Fashion forward meets emotional rescue: Art Center students imagine the future of wearables

Sangli Li's Expressive Wearable.

Sangli Li’s Expressive Wearables shields its user from intrusive sights and sounds.

With Apple and Google both adding fashion professionals to its regiments, it appears that the next consumer electronics war will be waged not over the smartphone in your pocket, but over the devices worn around your wrists and over your eyes.

Always ahead of the curve, Art Center students, instructors and alumni are currently imagining where wearables might head next. And while wearables will undoubtedly translate to big business, how might this technology change our behavior as human beings?

This question, and many more, were explored in a recent Intel Corporation-sponsored Wearables Ecologies course taught by Media Design Practices (MDP) Professor Phil van Allen and Associate Professor Ben Hooker.

Last week, a group of local, national and international journalists, in town to cover the Intel International Science and Engineering Fair, took a field trip to Art Center to see demonstrations of the prototypes created in Wearable Ecologies.

“The point is to explore what the potential of wearables is, not for tomorrow but say five to 10 years from now,” Van Allen told John Rabe of KPCC’s Off-Ramp, when explaining the course. “Where can we go, where can we develop the technology, design and interaction to make things that are truly interesting for people?”

Ji Won Jun (far left) demonstrates her Data Vaporizer project to the press.

Ji Won Jun (far left) demonstrates her Data Vaporizer project to the press.

In the course—which ran concurrently with the Connected Bodies: Imagining New Wearables public symposium co-produced by MDP and Intel—students designed and built prototypes that explored the potentials and challenges of future wearable systems.

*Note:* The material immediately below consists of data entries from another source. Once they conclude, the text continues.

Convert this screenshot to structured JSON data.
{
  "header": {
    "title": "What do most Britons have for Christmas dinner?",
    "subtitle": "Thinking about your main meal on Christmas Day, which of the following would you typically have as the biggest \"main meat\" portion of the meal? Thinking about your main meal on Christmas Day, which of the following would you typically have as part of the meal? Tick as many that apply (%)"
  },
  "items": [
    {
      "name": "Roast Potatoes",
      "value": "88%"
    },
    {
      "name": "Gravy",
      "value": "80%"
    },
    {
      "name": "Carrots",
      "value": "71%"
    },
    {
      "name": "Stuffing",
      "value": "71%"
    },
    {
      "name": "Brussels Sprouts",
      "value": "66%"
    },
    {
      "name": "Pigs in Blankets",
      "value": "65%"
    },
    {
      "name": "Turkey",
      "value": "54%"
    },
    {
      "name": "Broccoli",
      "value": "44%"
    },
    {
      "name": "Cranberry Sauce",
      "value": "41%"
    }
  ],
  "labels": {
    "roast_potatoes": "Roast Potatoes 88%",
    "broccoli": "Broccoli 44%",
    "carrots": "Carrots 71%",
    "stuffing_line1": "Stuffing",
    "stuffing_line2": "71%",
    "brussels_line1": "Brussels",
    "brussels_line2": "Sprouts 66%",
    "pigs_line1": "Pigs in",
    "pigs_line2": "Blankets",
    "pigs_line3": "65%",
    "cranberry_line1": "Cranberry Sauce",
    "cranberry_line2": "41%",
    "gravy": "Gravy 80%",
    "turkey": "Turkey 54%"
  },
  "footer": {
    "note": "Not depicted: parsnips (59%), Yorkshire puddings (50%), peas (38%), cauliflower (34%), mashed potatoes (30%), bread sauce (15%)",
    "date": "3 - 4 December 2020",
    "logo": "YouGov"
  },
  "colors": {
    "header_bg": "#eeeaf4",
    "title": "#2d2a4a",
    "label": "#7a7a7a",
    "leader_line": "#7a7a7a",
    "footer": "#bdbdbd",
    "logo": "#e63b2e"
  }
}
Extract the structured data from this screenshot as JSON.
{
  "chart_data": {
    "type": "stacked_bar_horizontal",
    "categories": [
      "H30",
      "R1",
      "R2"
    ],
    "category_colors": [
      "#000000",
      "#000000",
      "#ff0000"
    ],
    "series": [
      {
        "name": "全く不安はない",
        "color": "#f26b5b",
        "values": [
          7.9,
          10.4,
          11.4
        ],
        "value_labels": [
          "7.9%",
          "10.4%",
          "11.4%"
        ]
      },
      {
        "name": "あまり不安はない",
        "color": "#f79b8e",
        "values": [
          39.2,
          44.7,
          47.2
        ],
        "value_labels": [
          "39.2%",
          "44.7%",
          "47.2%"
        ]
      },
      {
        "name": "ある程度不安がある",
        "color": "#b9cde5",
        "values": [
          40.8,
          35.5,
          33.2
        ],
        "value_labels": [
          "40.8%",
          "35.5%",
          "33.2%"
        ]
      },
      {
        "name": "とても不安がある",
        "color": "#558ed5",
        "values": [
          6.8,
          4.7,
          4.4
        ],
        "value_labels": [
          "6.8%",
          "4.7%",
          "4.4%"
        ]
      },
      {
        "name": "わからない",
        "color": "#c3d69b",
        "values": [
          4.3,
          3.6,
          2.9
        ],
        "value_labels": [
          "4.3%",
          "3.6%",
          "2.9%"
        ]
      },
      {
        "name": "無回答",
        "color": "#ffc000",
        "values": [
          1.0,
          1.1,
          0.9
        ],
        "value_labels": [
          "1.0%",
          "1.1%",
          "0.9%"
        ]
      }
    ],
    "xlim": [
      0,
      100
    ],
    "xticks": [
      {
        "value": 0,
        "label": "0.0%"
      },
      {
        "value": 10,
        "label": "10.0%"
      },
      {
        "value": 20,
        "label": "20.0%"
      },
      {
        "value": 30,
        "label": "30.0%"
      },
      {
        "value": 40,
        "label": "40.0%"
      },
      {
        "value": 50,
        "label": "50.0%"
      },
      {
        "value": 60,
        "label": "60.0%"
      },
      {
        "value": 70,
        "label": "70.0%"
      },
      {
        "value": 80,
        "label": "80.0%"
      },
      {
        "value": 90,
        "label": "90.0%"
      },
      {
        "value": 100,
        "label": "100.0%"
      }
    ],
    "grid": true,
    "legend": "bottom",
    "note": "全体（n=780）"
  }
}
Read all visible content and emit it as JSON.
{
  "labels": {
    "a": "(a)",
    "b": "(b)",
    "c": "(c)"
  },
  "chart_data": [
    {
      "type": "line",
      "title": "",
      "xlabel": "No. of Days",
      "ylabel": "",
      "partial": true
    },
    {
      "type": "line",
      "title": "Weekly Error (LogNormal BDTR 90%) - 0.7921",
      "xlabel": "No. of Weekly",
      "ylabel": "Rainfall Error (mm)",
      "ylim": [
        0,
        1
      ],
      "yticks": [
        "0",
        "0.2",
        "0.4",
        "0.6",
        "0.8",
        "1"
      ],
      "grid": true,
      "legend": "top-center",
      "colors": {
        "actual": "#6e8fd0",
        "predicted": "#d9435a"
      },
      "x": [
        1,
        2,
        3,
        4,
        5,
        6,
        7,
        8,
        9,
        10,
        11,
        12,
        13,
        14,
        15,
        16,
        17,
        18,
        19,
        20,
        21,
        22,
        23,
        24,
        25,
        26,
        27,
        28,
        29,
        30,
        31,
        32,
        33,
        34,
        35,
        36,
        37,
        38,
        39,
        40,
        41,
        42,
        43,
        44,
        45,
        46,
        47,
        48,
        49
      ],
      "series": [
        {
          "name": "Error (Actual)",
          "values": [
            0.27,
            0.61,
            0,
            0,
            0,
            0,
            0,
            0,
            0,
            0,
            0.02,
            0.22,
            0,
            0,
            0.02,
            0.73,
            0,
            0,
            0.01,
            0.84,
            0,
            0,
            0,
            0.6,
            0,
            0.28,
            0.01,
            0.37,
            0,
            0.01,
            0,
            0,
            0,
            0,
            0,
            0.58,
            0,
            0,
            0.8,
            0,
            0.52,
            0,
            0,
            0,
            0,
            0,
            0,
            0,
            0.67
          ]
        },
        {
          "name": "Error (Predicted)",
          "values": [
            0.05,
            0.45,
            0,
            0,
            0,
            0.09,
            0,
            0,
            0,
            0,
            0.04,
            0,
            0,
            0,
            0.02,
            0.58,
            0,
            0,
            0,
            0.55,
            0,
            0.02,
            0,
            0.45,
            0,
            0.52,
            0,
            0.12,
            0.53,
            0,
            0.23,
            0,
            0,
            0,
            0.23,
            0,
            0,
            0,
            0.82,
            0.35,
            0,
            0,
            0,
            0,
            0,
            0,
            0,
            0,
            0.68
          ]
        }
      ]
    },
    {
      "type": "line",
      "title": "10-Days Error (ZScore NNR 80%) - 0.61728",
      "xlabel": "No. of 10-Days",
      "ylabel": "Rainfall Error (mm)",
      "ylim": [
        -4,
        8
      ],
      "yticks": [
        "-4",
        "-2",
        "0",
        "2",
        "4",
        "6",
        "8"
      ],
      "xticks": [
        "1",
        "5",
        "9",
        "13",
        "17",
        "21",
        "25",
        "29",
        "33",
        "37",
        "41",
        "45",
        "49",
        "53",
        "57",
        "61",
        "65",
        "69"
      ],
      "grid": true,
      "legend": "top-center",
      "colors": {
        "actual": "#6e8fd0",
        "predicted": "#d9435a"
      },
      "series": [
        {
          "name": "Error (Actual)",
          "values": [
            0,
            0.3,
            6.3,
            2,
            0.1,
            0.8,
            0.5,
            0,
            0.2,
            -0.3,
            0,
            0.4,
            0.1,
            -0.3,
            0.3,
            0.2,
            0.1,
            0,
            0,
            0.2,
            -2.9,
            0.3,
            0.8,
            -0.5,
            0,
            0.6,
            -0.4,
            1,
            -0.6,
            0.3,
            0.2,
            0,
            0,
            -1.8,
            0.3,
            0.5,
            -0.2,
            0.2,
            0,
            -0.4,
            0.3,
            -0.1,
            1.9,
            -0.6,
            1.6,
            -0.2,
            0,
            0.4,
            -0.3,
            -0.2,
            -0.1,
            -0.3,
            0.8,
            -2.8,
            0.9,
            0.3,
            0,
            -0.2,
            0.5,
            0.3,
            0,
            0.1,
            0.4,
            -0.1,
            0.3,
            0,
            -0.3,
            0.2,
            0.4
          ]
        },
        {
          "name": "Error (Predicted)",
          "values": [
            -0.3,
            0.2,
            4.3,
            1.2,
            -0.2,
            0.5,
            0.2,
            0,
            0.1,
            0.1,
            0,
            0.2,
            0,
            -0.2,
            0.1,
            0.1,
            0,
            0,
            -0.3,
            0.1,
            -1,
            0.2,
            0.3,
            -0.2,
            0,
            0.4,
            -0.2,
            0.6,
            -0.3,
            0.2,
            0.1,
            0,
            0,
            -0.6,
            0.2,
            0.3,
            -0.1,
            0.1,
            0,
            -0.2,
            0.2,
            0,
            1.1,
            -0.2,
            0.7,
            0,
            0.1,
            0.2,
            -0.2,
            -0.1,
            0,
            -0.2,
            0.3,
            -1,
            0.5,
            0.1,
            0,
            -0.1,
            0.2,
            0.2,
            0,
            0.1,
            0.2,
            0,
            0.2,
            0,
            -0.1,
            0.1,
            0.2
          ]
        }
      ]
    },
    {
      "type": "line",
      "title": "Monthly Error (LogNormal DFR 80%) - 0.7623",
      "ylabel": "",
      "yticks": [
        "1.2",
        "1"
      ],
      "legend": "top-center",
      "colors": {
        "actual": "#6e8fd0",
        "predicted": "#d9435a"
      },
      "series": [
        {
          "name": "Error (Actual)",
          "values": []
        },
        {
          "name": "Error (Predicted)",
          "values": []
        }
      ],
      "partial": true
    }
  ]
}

Wearable Services by Kristina Ortega and Jenny Rodenhouse conceives of a new retail service ecology that supports custom made wearable systems using the nail salon as inspiration.

Through prototypes and user testing, the project explores the implications of technologically enhanced fingernails that provide bio feedback, behavior modification, programmed reminders, haptic feedback or simply a cool tech-flavored aesthetic.

wearableservices

Wearable Services by Kristina Ortega and Jenny Rodenhouse

Expressive Wearables by Sangli Li explores clothing as a communication tool.

Inspired by haute couture, which is not designed for daily wear but to make a definitive statement, this project imagines a scenario in which clothing expresses the wearer’s attitude directly without the concern of adhering to social conventions.

Fast Company described Expressive Wearables as a “piece of fashion-forward wearable tech” that “looks like a Steampunk take on Kentucky Derby fashion, and functions like a celebrity bodyguard.”

Ji Won Jun’s Data Vaporizer imagines how people and their technologies might react to a future world where data sharing is pervasive, constant and perhaps out of control due to wearables.

The Data Vaporizer protects its owner by proactively and visibly vaporizing anyone else’s data before they can get to the owner’s data. In this way, it creates a protective space where data thieves would be afraid to steal data for fear that their own data would be destroyed.

Ji Won Jun's Data Vaporizer

Ji Won Jun’s Data Vaporizer

Expanded Discourse by Zoe Padgett and Gerardo Guerrero investigates how wearables might play a role in the fleeting interactions between people.

The expanding shirt inflates to signify when someone has a desire to speak, and visualizes the process of expelling one’s thoughts by deflating as they speak. Or, as KPCC’s John Rabe described it: “A puffy suit that mirrors the wearer’s pensiveness or pomposity.”

Marcus Guttenplan’s and Tim Kim’s MALWAReABLES imagines data theft scenarios in a world in which devices work together and talk amongst themselves.

Situated in and around a subway station, the vignettes of MALWAReABLES feature a pickpocket who updates classic cons with the new gestures that people must use to interact with their wearable technology, ripping off unsuspecting data-rich.

Marcus Guttenplan's and Tim Kim's MALWAReABLES

Marcus Guttenplan’s and Tim Kim’s MALWAReABLES

“This is why we want to work with design schools,” said John Somoza, manager of Intel’s Higher Education Program, referring to Art Center’s inclusion in the company’s inaugural Design School Network and pointing to the wearables being demonstrated in the Wind Tunnel at South Campus. ”This is such out-of-the-box thinking. When you combine great design with great thinking and great technology, amazing things come out of it.”